Trigger warning: story and image of infant loss
There is a growing community committed to sharing the hard truths of infertility, infant loss and premature delivery, but it can still be an incredibly isolating experience.
- Will I ever get over the trauma of infertility?
- Why have I had so many pregnancy complications?
- How will I get through the postpartum period after loss?
When Michelle Johann experienced infertility and loss she found community at Pulling Down the Moon, a holistic women's health clinic. Inspired by their work, she joined the team to continue creating a community as others navigate difficult fertility and pregnancy experiences. When she's not working, she loves to spend time with her husband Brian and son Gavin. Nyssa was given special permission by Michelle to share her heart-wrenching experience of loss during infertility.
The following is her story.
Infertility is not pretty
This is me: the most raw photo of me ever taken. When I lost my children, within a minute of each other, I saw their first and last breaths. We made it to 21.5 weeks with cervical insufficiency and bed rest, but that wasn’t enough.
Many women and men think they've triumphed over infertility until there's a chemical pregnancy, a miscarriage, or even death after premature delivery. It isn’t pretty, but it's real life.

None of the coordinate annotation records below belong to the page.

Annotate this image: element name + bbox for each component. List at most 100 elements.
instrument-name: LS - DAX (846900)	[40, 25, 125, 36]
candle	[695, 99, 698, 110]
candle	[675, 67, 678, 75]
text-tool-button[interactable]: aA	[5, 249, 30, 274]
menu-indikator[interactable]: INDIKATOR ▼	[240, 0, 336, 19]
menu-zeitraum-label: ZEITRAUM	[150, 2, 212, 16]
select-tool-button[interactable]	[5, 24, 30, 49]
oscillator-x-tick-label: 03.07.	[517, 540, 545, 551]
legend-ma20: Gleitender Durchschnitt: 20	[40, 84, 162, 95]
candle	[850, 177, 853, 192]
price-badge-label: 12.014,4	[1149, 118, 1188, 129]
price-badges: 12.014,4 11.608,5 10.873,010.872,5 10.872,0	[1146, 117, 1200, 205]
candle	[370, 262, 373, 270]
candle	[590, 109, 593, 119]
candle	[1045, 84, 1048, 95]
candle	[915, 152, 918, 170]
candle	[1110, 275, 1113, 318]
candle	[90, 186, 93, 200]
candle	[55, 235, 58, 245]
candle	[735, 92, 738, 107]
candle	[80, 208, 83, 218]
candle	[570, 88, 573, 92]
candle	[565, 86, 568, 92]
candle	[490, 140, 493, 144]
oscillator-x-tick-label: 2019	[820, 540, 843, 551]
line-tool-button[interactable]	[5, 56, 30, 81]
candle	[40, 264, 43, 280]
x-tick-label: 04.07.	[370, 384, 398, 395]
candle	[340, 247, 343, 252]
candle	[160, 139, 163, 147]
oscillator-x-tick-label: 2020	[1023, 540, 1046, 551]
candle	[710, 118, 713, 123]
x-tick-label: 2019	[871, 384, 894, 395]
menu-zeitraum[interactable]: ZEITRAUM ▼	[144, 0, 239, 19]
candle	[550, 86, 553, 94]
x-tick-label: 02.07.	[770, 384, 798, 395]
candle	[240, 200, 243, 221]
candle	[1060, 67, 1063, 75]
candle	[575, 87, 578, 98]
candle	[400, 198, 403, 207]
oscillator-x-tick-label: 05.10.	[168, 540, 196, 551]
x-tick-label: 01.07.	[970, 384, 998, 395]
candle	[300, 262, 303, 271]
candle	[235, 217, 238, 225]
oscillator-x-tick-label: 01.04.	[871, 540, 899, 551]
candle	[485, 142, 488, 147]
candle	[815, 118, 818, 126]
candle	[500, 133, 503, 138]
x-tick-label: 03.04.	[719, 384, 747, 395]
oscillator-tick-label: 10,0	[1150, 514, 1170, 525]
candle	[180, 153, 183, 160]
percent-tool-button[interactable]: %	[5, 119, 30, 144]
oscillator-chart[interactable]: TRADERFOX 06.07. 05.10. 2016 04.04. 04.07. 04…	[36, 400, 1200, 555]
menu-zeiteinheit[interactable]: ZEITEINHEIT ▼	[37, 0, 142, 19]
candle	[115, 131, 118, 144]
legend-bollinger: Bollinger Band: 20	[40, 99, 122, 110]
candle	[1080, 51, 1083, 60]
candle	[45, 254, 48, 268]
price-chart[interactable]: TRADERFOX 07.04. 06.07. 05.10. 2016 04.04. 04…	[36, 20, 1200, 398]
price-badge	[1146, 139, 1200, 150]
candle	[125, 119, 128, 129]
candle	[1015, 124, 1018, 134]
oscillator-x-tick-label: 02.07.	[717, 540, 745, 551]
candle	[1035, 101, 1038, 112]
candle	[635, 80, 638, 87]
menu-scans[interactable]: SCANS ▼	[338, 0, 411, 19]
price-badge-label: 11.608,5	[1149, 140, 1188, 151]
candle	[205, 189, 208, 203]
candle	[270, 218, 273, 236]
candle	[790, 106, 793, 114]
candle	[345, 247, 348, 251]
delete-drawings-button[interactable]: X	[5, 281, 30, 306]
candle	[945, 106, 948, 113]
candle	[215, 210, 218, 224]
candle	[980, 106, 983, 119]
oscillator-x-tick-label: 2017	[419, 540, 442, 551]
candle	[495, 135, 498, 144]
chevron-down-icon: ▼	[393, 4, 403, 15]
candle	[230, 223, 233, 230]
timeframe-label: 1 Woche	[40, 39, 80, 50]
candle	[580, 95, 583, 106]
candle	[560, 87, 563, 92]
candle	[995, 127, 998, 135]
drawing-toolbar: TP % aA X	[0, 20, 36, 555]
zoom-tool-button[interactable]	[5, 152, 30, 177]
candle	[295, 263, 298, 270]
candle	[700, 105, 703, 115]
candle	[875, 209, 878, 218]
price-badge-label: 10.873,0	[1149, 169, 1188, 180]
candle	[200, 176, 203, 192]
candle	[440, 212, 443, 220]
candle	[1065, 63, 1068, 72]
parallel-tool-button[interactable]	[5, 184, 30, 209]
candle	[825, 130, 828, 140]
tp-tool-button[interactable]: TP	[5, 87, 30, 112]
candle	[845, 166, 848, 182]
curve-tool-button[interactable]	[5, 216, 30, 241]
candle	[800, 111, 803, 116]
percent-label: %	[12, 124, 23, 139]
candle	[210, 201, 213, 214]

Trauma after pregnancy loss
We have to speak this truth for people to understand what it is really like. It is delivering healthy babies only to lose them. It is the medical community not knowing how to stop it. It is surviving postpartum in a haze and trying to heal physically while being denied leave, coping with your body thinking there are babies to care for, and then having to have surgery six weeks later.
It is also the smaller losses and traumas along the way. You may lose your identity, your faith in your body, friendships, relationships, and more. Even when you survive, you do not come out unscathed. You can heal, though it does not heal by itself. Support, time, therapy, and whatever gets you through should be made available.
Embracing an 'unmentionable' reality
We can do better. We can be honest about the parts of infertility and pregnancy loss we don’t usually talk about. We can support women. We need to talk about it. We can find answers to the medical questions and not accept it's okay for babies to be lost before intervention. We need to make mental health a priority. This is just a piece of my story, though it echoes so many.
I hope you share. I hope you get support. I hope you are not alone or afraid even when it may feel like it because I want you to know a whole community is here for you. Together we are stronger and can do so much to support one another. Do it for me. Do it for Payton and Anderson. Do it for your babies. Do it for the women and men who also need a voice.